I had the absolute pleasure of spending last Saturday with a gathering of beautiful, inspired souls. Gabrielle Bernstein, a real-talking, life-living, miracle-making, self-proclaimed Spirit Junkie visited Bodhi Spiritual Center to discuss her latest book, Miracles Now.
I admit. I was a little skeptical when Gabby first came in to my life. She seemed a little too new-agey. A bit too self-helpy. More cosmic than I was ready for, more hippie than I could relate too. I mean, I believed in miracles. And I believed that they happen for people, every day.
But probably not for me. Good things happened to me, of course, and I have more blessings than I could possibly count. But could I really think of them as miracles? Weren’t they just the product of persistence and hard work and setting goals and following through and dumb luck?
Maybe. But the idea that hard soul work could cause miracles was intriguing. And so I started to investigate. I started to read and explore and question. It’s not easy stuff. Surprisingly, it’s even harder than any college course or career path or relationship work I’ve ever done.
It needed to happen, and it probably needed to happen before I was ready. But starting that work is the best thing I’ve ever done, and continue to do. And so when the opportunity to hear from Gabby, real and raw and uncensored, I was there.
On that sunny Saturday, on what felt like the first real day of summer (as evidenced by Gabby’s observation that “everyone in Chicago is naked!”) me and 200 other spirit junkies gathered for a miracle.
One of Gabby’s first mantras? Start and the pressure will be off.
I need this reminder every day, especially now that I create my own schedule and my own workflow. By nature, I’m an organized person. I like order and a routine. You’d think that working for myself would be a dream. And it is.

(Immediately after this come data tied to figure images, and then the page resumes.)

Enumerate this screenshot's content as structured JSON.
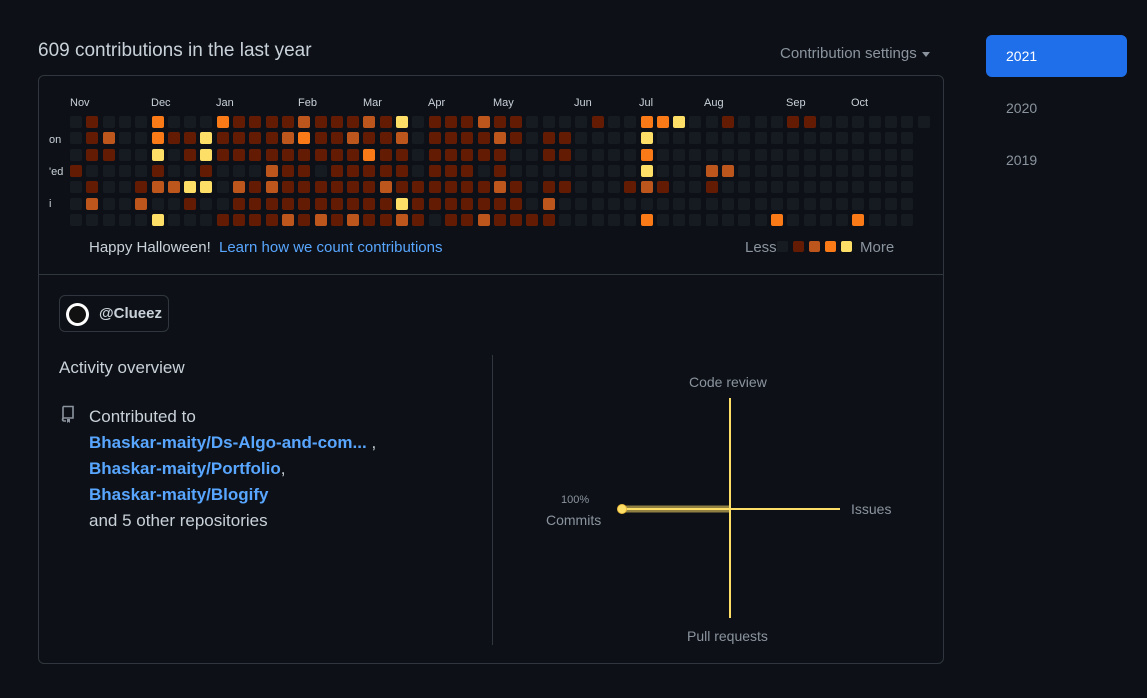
{
  "header": {
    "title": "609 contributions in the last year",
    "settings_label": "Contribution settings"
  },
  "calendar": {
    "months": [
      "Nov",
      "Dec",
      "Jan",
      "Feb",
      "Mar",
      "Apr",
      "May",
      "Jun",
      "Jul",
      "Aug",
      "Sep",
      "Oct"
    ],
    "day_labels": [
      "on",
      "'ed",
      "i"
    ],
    "colors": [
      "#161b22",
      "#631c03",
      "#bd561d",
      "#fa7a18",
      "#fddf68"
    ],
    "weeks": [
      [
        0,
        0,
        0,
        1,
        0,
        0,
        0
      ],
      [
        1,
        1,
        1,
        0,
        1,
        2,
        0
      ],
      [
        0,
        2,
        1,
        0,
        0,
        0,
        0
      ],
      [
        0,
        0,
        0,
        0,
        0,
        0,
        0
      ],
      [
        0,
        0,
        0,
        0,
        1,
        2,
        0
      ],
      [
        3,
        3,
        4,
        1,
        2,
        0,
        4
      ],
      [
        0,
        1,
        0,
        0,
        2,
        0,
        0
      ],
      [
        0,
        1,
        1,
        0,
        4,
        1,
        0
      ],
      [
        0,
        4,
        4,
        1,
        4,
        0,
        0
      ],
      [
        3,
        1,
        1,
        0,
        0,
        0,
        1
      ],
      [
        1,
        1,
        1,
        0,
        2,
        1,
        1
      ],
      [
        1,
        1,
        1,
        0,
        1,
        1,
        1
      ],
      [
        1,
        1,
        1,
        2,
        2,
        1,
        1
      ],
      [
        1,
        2,
        1,
        1,
        1,
        1,
        2
      ],
      [
        2,
        3,
        1,
        1,
        1,
        1,
        1
      ],
      [
        1,
        1,
        1,
        0,
        1,
        1,
        2
      ],
      [
        1,
        1,
        1,
        1,
        1,
        1,
        1
      ],
      [
        1,
        2,
        1,
        1,
        1,
        1,
        2
      ],
      [
        2,
        1,
        3,
        1,
        1,
        1,
        1
      ],
      [
        1,
        1,
        1,
        1,
        2,
        1,
        1
      ],
      [
        4,
        2,
        1,
        1,
        1,
        4,
        2
      ],
      [
        0,
        0,
        0,
        0,
        1,
        1,
        1
      ],
      [
        1,
        1,
        1,
        1,
        1,
        1,
        0
      ],
      [
        1,
        1,
        1,
        1,
        1,
        1,
        1
      ],
      [
        1,
        1,
        1,
        1,
        1,
        1,
        1
      ],
      [
        2,
        1,
        1,
        0,
        1,
        1,
        2
      ],
      [
        1,
        2,
        1,
        1,
        2,
        1,
        1
      ],
      [
        1,
        1,
        0,
        0,
        1,
        1,
        1
      ],
      [
        0,
        0,
        0,
        0,
        0,
        0,
        1
      ],
      [
        0,
        1,
        1,
        0,
        1,
        2,
        1
      ],
      [
        0,
        1,
        1,
        0,
        1,
        0,
        0
      ],
      [
        0,
        0,
        0,
        0,
        0,
        0,
        0
      ],
      [
        1,
        0,
        0,
        0,
        0,
        0,
        0
      ],
      [
        0,
        0,
        0,
        0,
        0,
        0,
        0
      ],
      [
        0,
        0,
        0,
        0,
        1,
        0,
        0
      ],
      [
        3,
        4,
        3,
        4,
        2,
        0,
        3
      ],
      [
        3,
        0,
        0,
        0,
        1,
        0,
        0
      ],
      [
        4,
        0,
        0,
        0,
        0,
        0,
        0
      ],
      [
        0,
        0,
        0,
        0,
        0,
        0,
        0
      ],
      [
        0,
        0,
        0,
        2,
        1,
        0,
        0
      ],
      [
        1,
        0,
        0,
        2,
        0,
        0,
        0
      ],
      [
        0,
        0,
        0,
        0,
        0,
        0,
        0
      ],
      [
        0,
        0,
        0,
        0,
        0,
        0,
        0
      ],
      [
        0,
        0,
        0,
        0,
        0,
        0,
        3
      ],
      [
        1,
        0,
        0,
        0,
        0,
        0,
        0
      ],
      [
        1,
        0,
        0,
        0,
        0,
        0,
        0
      ],
      [
        0,
        0,
        0,
        0,
        0,
        0,
        0
      ],
      [
        0,
        0,
        0,
        0,
        0,
        0,
        0
      ],
      [
        0,
        0,
        0,
        0,
        0,
        0,
        3
      ],
      [
        0,
        0,
        0,
        0,
        0,
        0,
        0
      ],
      [
        0,
        0,
        0,
        0,
        0,
        0,
        0
      ],
      [
        0,
        0,
        0,
        0,
        0,
        0,
        0
      ],
      [
        0
      ]
    ],
    "footer_text": "Happy Halloween!",
    "learn_link": "Learn how we count contributions",
    "legend_less": "Less",
    "legend_more": "More"
  },
  "user": {
    "handle": "@Clueez"
  },
  "activity": {
    "title": "Activity overview",
    "contributed_prefix": "Contributed to",
    "repos": [
      "Bhaskar-maity/Ds-Algo-and-com...",
      "Bhaskar-maity/Portfolio",
      "Bhaskar-maity/Blogify"
    ],
    "separator_1": " ,",
    "separator_2": ",",
    "other_repos": "and 5 other repositories"
  },
  "radar": {
    "labels": {
      "code_review": "Code review",
      "issues": "Issues",
      "pull_requests": "Pull requests",
      "commits": "Commits",
      "commits_pct": "100%"
    },
    "percentages": {
      "commits": 100,
      "issues": 0,
      "code_review": 0,
      "pull_requests": 0
    },
    "line_color": "#fddf68"
  },
  "years": {
    "items": [
      "2021",
      "2020",
      "2019"
    ],
    "selected": "2021",
    "selected_color": "#1f6feb"
  }
}
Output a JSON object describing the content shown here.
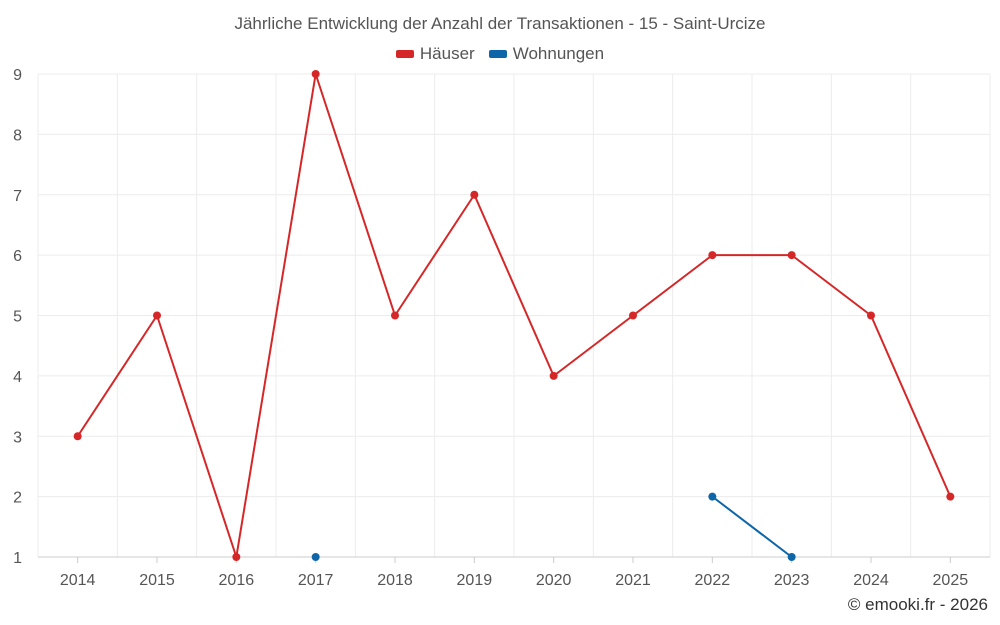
{
  "credit": "© emooki.fr - 2026",
  "chart_data": {
    "type": "line",
    "title": "Jährliche Entwicklung der Anzahl der Transaktionen - 15 - Saint-Urcize",
    "categories": [
      "2014",
      "2015",
      "2016",
      "2017",
      "2018",
      "2019",
      "2020",
      "2021",
      "2022",
      "2023",
      "2024",
      "2025"
    ],
    "series": [
      {
        "name": "Häuser",
        "color": "#d62728",
        "values": [
          3,
          5,
          1,
          9,
          5,
          7,
          4,
          5,
          6,
          6,
          5,
          2
        ]
      },
      {
        "name": "Wohnungen",
        "color": "#0e66a8",
        "values": [
          null,
          null,
          null,
          1,
          null,
          null,
          null,
          null,
          2,
          1,
          null,
          null
        ]
      }
    ],
    "yticks": [
      1,
      2,
      3,
      4,
      5,
      6,
      7,
      8,
      9
    ],
    "ylim": [
      1,
      9
    ],
    "grid": true,
    "legend_position": "top-center"
  }
}
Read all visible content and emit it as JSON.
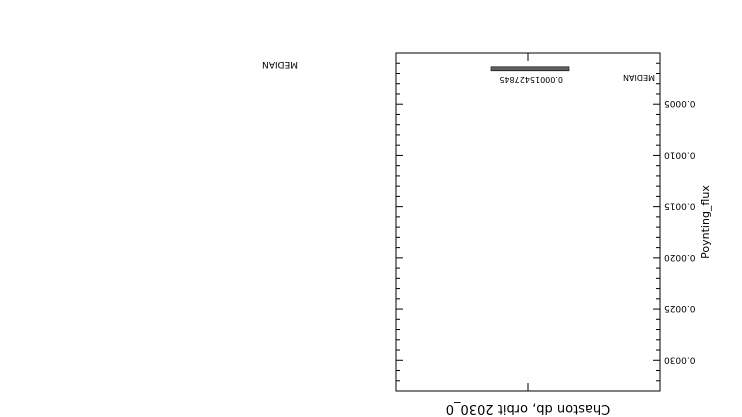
{
  "chart_data": {
    "type": "bar",
    "orientation": "horizontal",
    "rotated_180": true,
    "title": "Chaston db, orbit 2030_0",
    "ylabel": "Poynting_flux",
    "categories": [
      "MEDIAN"
    ],
    "values": [
      0.00015427845
    ],
    "value_labels": [
      "0.00015427845"
    ],
    "y_range": [
      0,
      0.0033
    ],
    "y_ticks": [
      0.0005,
      0.001,
      0.0015,
      0.002,
      0.0025,
      0.003
    ],
    "y_tick_labels": [
      "0.0005",
      "0.0010",
      "0.0015",
      "0.0020",
      "0.0025",
      "0.0030"
    ],
    "legend": {
      "entries": [
        "MEDIAN"
      ],
      "placement": "outside-left"
    },
    "colors": {
      "bar": "#606060",
      "frame": "#000000",
      "background": "#ffffff"
    },
    "grid": false
  }
}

But something about the need for control is also unsettling to me. Deep down, I know that having that firm a grasp on everything around me is unsustainable. And also? It really, really, sucks the joy out of life.
While I seek balance in the need for control and the desire to let life ebb and flow, I sometimes find myself paralyzed by the pressure. And it’s those moments when I remind myself I just need to start. Whether it’s writing a piece, getting myself to a Pilates class, or tackling the guest room/office/holding cell for miscellaneous junk that desperately needs to be purged (next Tuesday, I’m looking at you), I know that once I start the pressure will be off. “It always seems impossible until it’s done,” don’t you know.
Gabby encourages us to put a spiritual act in place of the addiction. Fear, she says, is the driver of addictive behavior. And it’s true. Sometimes, when anxiety and fear is so elevated that I feel paralyzed, the thing that breaks me out is food. My relationship with food has been complicated for a long time – I love and appreciate and celebrate it and enjoy it so much that I’ve used it both to punish and reward myself. At the same time, in fact. But deep down, I believe food is healing. I believe that, when eaten mindfully with equally nourishing sides of love and self-respect and joy, the food we eat plays a major part in elevating us to our best selves.
One of the exercises we practiced with Gabby was putting a spiritual experience in place of the addictive behavior. To do it?
Simply place your hand on the cover of Miracles Now and say (out loud, because yes) “I need a miracle.”
Open to any page.
On that beautiful afternoon, in that blessed space, I opened to page 154.
#65 – Meditate to Prevent Freaking Out.
And in that moment, I was more resolved than ever that meditation will be part of my evolution. It’s something I’ve struggled to make part of my daily (heck, monthly) routine because…well, it’s hard. It’s hard for me to commit 20 or even 10 minutes to just…sitting. An hour of yoga, a couple of hours of reading a good, soothing, motivating book, journaling until I’m drained of words…easy. But committing to sitting with my thoughts? That’s a challenge. And it’s a little scary.
It’s a scary challenge that keeps floating back into my heart, though. The fact that it keeps reappearing is not lost on me. And so I continued to read.
“Are you the type of person who needs to break down before you break through?” Gabby asks in the book. “Though I had many tools for managing my thoughts, I didn’t have great guidance on how to bust through the really tough times and save myself from a freak-out. One of the best ways to prevent a freak-out is to change your energy through your breath.”
The Miracle Message? In the midst of a meltdown, breathe through the discomfort and you’ll come out on the other side.
And so, the miracle of breath – of my breath – becomes part of my story.